Labor backbencher Craig Emerson said the current mining-driven resource boom is creating a false future for school leavers because those jobs will not last forever.
The proposal attracted widespread opposition, and for good reason, according to vocational education researcher Associate Professor Erica Smith from Charles Sturt University (CSU).
She said the comments “showed a lack of understanding of the job prospects and education possibilities for young people these days.”
Extensive research into the youth labour market undertaken by Professor Smith over the past 12 years clearly shows that the current buoyant state of the youth labour market is by no means a blip on the landscape.
“For some years now I have been battling against a prevailing and strongly-held myth that young people are somehow at risk or disadvantaged when leaving school and looking for work. My research has consistently shown just the opposite,” Professor Smith said.
“Emerson’s worry that once the minerals boom is over we will return to some natural default position where youth unemployment is high is quite unfounded, and a policy to force all young people to stay at school until the end of Year 12 on this basis would be a major mistake. The situation could not be more favourable for the majority of young people”. She says a number of factors are contributing to this.

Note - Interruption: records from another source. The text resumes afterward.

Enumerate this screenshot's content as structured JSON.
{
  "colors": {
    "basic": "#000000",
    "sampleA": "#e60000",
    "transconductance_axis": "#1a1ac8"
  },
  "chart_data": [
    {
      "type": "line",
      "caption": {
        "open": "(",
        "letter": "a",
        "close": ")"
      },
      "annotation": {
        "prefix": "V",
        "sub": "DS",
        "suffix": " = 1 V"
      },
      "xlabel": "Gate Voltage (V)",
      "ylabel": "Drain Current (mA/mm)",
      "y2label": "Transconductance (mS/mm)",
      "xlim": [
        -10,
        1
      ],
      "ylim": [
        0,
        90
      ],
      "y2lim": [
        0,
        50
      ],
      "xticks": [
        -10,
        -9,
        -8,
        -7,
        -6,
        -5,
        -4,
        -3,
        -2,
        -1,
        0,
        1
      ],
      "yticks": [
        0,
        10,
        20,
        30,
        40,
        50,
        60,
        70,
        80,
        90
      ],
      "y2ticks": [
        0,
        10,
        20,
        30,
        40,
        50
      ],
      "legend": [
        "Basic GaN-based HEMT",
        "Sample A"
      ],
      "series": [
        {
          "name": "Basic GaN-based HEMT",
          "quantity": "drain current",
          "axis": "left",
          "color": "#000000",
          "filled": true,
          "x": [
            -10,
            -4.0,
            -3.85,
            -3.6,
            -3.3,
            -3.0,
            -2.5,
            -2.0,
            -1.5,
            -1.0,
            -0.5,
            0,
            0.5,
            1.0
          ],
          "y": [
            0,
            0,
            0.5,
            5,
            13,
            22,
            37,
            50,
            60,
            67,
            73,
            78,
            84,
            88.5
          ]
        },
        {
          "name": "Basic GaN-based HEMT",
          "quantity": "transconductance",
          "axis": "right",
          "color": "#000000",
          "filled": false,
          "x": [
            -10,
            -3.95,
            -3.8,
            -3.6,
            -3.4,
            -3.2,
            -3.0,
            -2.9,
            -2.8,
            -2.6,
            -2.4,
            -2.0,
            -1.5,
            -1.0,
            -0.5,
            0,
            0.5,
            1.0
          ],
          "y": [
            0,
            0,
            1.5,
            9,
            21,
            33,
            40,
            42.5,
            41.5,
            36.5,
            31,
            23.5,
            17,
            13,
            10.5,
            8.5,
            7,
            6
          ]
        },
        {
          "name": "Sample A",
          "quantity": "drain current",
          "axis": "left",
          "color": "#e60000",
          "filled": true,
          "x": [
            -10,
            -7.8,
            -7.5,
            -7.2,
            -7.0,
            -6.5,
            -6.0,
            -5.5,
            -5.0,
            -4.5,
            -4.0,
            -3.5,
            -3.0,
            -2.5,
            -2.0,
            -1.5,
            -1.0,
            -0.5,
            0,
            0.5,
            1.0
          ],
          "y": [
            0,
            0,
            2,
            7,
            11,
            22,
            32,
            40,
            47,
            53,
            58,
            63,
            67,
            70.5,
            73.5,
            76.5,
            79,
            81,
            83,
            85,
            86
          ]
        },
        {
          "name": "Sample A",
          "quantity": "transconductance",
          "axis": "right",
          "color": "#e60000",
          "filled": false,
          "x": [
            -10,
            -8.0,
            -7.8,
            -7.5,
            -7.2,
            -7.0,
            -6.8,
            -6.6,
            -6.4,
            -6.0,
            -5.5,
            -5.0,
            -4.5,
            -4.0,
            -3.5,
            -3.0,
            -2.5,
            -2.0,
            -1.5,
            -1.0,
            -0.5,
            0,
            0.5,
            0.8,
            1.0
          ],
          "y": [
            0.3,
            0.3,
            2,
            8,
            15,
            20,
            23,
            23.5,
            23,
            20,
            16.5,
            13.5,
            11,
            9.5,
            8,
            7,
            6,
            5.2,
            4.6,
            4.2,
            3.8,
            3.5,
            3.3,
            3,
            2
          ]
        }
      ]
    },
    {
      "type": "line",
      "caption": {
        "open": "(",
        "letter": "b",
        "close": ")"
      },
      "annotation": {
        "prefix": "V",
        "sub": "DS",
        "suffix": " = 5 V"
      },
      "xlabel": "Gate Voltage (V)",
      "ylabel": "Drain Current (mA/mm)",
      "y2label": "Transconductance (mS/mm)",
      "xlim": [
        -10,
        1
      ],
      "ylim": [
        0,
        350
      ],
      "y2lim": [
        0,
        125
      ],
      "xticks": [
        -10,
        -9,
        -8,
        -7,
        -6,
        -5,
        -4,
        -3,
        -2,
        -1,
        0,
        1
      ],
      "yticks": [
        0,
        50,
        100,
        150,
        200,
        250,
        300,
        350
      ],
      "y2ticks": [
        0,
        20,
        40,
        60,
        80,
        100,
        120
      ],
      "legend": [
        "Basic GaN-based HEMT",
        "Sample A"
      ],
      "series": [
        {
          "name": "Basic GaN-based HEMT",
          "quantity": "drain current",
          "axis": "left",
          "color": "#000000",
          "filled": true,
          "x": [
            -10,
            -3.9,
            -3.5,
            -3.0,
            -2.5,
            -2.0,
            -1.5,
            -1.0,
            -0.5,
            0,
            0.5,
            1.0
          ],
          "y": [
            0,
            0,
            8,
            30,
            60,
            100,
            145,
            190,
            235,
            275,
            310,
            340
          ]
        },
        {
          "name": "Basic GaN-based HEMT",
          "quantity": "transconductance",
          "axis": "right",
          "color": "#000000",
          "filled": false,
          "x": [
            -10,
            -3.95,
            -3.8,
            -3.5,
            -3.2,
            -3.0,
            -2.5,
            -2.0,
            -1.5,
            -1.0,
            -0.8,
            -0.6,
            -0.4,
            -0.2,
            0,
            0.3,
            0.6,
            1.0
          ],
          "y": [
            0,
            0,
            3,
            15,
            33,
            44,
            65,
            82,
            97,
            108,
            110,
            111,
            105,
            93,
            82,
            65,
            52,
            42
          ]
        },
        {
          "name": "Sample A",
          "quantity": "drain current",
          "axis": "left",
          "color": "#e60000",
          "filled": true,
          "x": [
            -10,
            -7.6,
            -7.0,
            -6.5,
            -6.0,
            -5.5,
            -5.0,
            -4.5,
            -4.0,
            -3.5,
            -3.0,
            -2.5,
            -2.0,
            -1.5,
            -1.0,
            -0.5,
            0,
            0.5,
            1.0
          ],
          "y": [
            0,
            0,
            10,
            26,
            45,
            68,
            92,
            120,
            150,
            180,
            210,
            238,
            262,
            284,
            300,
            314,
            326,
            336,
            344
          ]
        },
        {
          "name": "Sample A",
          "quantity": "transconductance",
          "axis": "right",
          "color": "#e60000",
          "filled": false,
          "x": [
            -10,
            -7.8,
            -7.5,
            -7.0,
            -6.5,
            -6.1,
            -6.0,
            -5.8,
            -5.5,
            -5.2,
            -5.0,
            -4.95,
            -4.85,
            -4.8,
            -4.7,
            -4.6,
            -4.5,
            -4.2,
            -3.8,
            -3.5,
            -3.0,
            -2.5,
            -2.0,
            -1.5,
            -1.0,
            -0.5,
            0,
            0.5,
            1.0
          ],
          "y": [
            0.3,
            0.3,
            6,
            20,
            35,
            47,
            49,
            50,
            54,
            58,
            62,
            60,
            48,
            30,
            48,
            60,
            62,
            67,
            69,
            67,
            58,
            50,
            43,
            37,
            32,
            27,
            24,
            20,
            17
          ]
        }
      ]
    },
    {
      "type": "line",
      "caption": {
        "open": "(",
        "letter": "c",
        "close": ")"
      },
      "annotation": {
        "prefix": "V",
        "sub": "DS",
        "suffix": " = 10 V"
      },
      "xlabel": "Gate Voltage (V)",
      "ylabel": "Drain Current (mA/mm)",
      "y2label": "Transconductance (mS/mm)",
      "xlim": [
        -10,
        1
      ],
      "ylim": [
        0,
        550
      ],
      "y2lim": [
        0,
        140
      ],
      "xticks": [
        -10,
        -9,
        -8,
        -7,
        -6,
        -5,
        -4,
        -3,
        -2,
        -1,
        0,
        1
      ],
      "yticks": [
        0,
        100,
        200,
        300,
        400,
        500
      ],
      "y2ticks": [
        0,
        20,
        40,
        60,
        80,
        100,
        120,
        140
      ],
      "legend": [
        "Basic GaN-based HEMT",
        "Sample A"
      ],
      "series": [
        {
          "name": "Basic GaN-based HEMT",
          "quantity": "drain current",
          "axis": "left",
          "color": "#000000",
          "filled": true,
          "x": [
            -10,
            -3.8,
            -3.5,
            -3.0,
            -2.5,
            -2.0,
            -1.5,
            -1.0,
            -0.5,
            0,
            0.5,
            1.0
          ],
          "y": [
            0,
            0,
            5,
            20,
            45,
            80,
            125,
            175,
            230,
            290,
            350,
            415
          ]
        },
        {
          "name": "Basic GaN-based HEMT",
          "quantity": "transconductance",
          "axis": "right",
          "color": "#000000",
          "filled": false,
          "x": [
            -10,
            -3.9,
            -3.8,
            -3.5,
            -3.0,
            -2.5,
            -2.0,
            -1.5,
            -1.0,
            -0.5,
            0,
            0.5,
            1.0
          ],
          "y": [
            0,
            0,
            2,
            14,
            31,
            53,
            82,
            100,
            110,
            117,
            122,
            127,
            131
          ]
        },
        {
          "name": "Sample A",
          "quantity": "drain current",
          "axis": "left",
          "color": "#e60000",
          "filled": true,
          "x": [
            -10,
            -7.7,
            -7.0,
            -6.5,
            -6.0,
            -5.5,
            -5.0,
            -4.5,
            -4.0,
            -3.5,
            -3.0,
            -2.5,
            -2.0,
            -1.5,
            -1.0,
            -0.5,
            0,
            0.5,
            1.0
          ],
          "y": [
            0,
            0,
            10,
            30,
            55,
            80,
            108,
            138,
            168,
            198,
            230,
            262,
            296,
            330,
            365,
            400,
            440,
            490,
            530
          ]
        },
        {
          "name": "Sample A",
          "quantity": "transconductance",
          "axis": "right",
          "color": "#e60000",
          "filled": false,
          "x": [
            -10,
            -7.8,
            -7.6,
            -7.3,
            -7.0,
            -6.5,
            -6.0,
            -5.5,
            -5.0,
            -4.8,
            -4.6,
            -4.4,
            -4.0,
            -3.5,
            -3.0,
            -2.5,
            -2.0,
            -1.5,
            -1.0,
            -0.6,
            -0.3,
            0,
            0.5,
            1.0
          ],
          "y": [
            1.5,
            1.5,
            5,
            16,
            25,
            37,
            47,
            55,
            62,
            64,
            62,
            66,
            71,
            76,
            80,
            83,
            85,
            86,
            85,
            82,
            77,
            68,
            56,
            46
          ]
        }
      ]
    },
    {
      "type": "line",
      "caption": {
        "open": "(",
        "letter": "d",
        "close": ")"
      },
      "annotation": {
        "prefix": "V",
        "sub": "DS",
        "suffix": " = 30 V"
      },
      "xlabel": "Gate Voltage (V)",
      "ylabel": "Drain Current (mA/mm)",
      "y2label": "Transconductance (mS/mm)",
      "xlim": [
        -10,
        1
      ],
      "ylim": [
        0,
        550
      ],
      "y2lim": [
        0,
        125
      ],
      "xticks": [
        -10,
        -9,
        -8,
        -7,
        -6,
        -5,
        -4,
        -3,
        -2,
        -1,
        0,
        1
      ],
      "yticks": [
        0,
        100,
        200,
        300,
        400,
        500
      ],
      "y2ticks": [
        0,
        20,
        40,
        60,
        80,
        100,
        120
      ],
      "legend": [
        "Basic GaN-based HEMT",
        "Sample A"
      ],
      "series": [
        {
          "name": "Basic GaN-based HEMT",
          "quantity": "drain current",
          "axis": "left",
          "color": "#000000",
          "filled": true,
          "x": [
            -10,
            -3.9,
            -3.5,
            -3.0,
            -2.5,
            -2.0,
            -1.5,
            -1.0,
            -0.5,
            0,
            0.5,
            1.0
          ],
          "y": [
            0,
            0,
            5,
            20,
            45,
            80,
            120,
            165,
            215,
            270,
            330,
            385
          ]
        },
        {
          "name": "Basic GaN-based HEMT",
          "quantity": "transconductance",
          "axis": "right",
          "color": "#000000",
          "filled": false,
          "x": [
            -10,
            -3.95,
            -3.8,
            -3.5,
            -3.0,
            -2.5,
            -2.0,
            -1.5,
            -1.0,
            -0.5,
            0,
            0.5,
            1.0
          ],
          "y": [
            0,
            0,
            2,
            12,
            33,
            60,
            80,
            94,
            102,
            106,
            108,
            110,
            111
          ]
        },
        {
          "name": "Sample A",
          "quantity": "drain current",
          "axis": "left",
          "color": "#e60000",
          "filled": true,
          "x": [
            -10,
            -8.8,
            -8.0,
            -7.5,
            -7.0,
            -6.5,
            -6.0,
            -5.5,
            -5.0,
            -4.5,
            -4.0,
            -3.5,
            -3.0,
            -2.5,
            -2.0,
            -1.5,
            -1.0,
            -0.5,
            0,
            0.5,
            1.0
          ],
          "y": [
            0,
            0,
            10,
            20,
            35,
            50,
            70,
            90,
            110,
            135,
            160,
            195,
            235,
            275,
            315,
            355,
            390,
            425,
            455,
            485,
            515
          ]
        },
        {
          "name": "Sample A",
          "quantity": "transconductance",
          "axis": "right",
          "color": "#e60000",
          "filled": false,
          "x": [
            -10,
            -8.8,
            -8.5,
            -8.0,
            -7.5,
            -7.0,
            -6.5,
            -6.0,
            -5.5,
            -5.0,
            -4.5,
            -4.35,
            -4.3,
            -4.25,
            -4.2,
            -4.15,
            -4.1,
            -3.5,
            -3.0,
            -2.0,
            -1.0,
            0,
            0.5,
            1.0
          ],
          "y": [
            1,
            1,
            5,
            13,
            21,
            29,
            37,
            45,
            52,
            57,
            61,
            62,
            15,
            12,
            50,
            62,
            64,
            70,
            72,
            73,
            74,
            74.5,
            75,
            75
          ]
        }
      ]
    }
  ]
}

“The proportion of the population in the 15-24 age group is projected to grow very slowly, meaning that there will be increased competition among employers for young people. There has been a huge growth in the number of apprenticeships and traineeships offered by employers
“As well, vocational programs are now offered in just about every Australian school and allow young people to undertake work placements and to gain vocational qualifications that make them more attractive to employers.
“We are also seeing many young people from Year 9 or 10 onwards gaining employability skills several years before they leave school. Finally, we have the strong economy of the past two or three years that, according to Emerson and others, is sucking young people out of school.”
Current research Professor Smith is undertaking with major Australian employers of teenage labour shows that these employers’ main concern is actually attracting and retaining young workers.
She added the notion that if the economy falters these young people will be the ones to lose their jobs is not correct.